Credentials: MD, MS
Position title: Associate Professor
Phone: (608) 265-2319
600 Highland Ave Rm H4/638
Madison, WI 53792
MD University of Minnesota, Minneapolis, MN
MS University of Wisconsin, Madison, WI
My primary research interests focus on the prevention of ovarian cancer in a high-risk population by altering cellular energy metabolism.
The production, transformation and utilization of energy in a living organism is essential for biological activities. Emergences of aberrant metabolic characteristics can result survival and fitness of neoplastic cells. The anomalous characteristic of energy metabolism pathways in cancer cells has been the subject of extensive research. In the 1920s, the metabolic distinction between normal and tumor cells was reported by Otto Warburg, and subsequently termed ‘the Warburg effect’. The Warburg effect stipulates that even in the presence of sufficient oxygen, the malignant cells prefer to produce adenosine triphosphate (ATP) via glycolysis instead of oxidative phosphorylation.
Oxidative phosphorylation (OXPHOS) is a mechanism of producing energy that cancer cells are unusually good at exploiting. Cancer cells can shift between aerobic and anaerobic metabolism very easily. Blocking OXPHOS is one proven method to decrease cancer’s ability to recur, metastasize and become resistant to therapy, and is being studied in my laboratory.
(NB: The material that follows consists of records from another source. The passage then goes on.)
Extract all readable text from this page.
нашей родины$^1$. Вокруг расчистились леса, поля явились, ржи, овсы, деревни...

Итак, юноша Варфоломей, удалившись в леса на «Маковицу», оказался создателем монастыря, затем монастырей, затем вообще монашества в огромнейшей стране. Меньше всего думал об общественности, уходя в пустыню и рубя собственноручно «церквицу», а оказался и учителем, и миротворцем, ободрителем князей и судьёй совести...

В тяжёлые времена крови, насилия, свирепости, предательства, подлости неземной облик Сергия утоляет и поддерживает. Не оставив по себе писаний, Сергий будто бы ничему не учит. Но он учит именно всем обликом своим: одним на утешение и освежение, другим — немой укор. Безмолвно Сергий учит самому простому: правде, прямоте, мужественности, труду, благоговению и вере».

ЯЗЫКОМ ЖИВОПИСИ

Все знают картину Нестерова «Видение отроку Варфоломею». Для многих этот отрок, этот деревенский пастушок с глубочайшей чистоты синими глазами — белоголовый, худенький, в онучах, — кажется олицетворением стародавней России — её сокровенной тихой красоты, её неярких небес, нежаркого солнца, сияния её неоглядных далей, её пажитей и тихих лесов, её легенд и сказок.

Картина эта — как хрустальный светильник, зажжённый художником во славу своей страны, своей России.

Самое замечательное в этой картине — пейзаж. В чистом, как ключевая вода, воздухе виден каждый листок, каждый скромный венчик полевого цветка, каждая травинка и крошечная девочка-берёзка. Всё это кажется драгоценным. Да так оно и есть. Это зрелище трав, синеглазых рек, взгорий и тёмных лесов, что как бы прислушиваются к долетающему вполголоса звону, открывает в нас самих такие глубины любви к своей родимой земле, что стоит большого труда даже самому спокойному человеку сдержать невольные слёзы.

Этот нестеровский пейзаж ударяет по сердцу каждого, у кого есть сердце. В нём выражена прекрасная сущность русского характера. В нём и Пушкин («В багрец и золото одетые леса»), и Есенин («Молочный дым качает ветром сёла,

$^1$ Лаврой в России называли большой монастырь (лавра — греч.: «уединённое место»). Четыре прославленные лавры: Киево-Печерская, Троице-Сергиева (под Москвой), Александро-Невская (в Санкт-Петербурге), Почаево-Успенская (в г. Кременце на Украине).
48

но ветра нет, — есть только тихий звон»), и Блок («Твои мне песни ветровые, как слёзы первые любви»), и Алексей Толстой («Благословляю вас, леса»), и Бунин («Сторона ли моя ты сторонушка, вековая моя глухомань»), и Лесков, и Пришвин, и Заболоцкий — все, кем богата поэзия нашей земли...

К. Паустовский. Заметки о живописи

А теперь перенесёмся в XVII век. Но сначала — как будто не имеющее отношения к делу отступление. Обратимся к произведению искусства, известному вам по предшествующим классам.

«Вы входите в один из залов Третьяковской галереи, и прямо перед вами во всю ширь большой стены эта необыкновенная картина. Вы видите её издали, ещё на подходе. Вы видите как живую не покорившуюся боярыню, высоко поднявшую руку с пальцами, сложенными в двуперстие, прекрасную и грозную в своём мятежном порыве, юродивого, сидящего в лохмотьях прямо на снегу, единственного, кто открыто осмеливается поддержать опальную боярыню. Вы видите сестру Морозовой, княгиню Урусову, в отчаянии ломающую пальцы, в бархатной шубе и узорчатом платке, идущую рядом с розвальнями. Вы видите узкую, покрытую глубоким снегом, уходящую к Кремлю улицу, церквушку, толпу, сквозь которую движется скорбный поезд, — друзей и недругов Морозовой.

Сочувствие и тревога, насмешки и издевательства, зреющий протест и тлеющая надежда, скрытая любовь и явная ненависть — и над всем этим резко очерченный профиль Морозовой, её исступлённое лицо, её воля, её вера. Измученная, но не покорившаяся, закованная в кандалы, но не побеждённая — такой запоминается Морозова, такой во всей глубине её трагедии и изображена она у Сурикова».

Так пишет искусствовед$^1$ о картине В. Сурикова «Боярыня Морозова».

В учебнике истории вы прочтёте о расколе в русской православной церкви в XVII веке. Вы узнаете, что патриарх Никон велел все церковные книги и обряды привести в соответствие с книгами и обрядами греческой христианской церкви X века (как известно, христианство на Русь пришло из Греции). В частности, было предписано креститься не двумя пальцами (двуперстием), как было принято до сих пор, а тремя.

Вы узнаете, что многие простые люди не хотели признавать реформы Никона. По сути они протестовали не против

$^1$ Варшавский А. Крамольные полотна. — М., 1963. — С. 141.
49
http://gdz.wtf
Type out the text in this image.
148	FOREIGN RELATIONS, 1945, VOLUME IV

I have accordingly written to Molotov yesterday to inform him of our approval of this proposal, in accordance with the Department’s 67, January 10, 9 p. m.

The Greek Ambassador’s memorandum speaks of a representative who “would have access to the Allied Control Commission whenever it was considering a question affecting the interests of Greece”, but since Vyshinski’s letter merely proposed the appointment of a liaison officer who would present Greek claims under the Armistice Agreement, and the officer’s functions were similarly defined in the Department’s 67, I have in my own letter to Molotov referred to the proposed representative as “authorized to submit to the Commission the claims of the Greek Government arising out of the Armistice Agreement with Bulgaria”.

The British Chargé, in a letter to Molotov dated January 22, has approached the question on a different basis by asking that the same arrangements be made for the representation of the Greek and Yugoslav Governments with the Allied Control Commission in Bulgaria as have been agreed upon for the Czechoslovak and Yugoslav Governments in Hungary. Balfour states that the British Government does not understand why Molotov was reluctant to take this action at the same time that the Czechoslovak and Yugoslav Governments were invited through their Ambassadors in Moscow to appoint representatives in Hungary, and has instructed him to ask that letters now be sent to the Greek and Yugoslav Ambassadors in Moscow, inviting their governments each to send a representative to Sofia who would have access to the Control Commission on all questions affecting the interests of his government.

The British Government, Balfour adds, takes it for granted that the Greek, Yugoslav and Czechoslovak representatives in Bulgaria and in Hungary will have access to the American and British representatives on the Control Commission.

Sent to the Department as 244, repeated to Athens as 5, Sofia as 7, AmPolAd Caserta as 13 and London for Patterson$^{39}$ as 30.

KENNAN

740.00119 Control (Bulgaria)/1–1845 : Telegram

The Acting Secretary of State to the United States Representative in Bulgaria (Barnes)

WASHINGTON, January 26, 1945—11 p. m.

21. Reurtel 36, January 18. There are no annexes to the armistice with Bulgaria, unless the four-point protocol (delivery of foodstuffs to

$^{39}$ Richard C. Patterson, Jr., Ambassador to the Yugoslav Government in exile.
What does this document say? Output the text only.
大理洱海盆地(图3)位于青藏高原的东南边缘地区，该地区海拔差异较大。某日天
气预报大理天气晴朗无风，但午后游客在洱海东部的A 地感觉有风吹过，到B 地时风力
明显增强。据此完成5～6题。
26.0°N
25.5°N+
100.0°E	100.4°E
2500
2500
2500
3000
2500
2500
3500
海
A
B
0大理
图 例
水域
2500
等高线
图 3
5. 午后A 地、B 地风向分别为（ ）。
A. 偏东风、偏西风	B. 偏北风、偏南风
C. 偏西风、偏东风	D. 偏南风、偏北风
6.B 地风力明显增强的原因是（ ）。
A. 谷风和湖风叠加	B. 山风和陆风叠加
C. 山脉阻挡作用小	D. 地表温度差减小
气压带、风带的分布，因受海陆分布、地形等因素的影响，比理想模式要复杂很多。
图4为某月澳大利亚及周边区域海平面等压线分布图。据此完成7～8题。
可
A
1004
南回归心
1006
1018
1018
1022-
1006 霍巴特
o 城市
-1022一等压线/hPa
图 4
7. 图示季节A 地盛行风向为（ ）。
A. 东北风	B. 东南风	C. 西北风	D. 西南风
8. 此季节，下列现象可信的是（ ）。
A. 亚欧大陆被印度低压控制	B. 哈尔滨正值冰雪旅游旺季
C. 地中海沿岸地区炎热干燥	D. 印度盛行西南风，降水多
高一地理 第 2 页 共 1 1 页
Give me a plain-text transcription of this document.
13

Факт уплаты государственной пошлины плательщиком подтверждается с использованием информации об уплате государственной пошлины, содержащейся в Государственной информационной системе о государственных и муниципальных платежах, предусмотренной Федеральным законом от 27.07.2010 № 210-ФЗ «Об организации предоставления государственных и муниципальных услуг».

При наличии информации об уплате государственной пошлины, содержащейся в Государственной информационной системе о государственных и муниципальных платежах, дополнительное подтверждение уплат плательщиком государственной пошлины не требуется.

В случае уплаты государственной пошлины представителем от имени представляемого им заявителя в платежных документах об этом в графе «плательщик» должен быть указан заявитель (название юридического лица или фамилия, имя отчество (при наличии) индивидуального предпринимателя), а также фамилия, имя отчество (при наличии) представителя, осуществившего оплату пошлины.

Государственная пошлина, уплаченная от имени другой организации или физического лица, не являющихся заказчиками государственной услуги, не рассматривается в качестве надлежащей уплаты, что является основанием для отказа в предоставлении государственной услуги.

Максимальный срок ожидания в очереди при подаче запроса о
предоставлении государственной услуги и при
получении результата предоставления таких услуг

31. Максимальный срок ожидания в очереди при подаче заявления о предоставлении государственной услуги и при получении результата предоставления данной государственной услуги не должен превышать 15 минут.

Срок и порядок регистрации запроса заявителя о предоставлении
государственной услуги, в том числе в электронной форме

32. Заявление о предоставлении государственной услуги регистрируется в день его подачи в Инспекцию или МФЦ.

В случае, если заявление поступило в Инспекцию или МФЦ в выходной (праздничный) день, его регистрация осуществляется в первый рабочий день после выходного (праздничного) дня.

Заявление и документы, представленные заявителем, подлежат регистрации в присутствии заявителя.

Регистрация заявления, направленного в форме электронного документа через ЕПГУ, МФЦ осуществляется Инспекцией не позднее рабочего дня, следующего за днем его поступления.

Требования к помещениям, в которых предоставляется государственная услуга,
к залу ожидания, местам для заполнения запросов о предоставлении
We have identified small molecule inhibitors that share structural similarity with ubiquinone, a key player in energy metabolism and electron transport. YM-155, plumbagin and atovaquone are all examples of drugs that block oxidative phosphorylation. Atovaquone is the compound of greatest interest in our laboratory. It is an orally available medication that is already FDA-approved for the treatment of malaria—the ideal drug candidate for cancer prevention studies.
We have completed mechanistic and cancer growth experiments related to atovaquone, confirming its mechanism of action and anti-tumor activity. Current funding is focused on 1) testing atovaqoune’s ability to prevent ovarian cancer in a mouse model 2) studying potential mechanisms of resistance to atovaquone and 3) completing a window-of-opportunity clinical trial to confirm biologic plausibility.
New data from our laboratory suggests a synergistic effect between immune modulation (such as checkpoint inhibition) and OXPHOS inhibition. Tumors with low immunogenicity and thus low T cell infiltration are referred to as “cold” tumors. There is a building body of evidence that these “cold” tumors can be activated to induce immune responses, or made “hot,” by different approaches. One of these approaches is radiation therapy, which has been studied as stand-alone or in combination with checkpoint inhibitors. Cellular damage induced by irradiation has been observed to expose neoantigens that provoke T cell anti-tumor responses. Our lab provides an alternative approach through oxidative phosphorylation (OXPHOS) inhibitors. OXPHOS inhibitors are known to cause intracellular oxidative stress, leading to DNA and protein damage, and ultimately cell death. We hypothesize that treating ovarian cancer cell lines with OXPHOS inhibitors, particularly atovaquone, will produce alterations in their expressed proteome that may render them more immunogenic, and thus more susceptible to immunotherapies. This proposed project could be an opportunity for a motivated graduate student to take our lab’s research in an entirely new direction.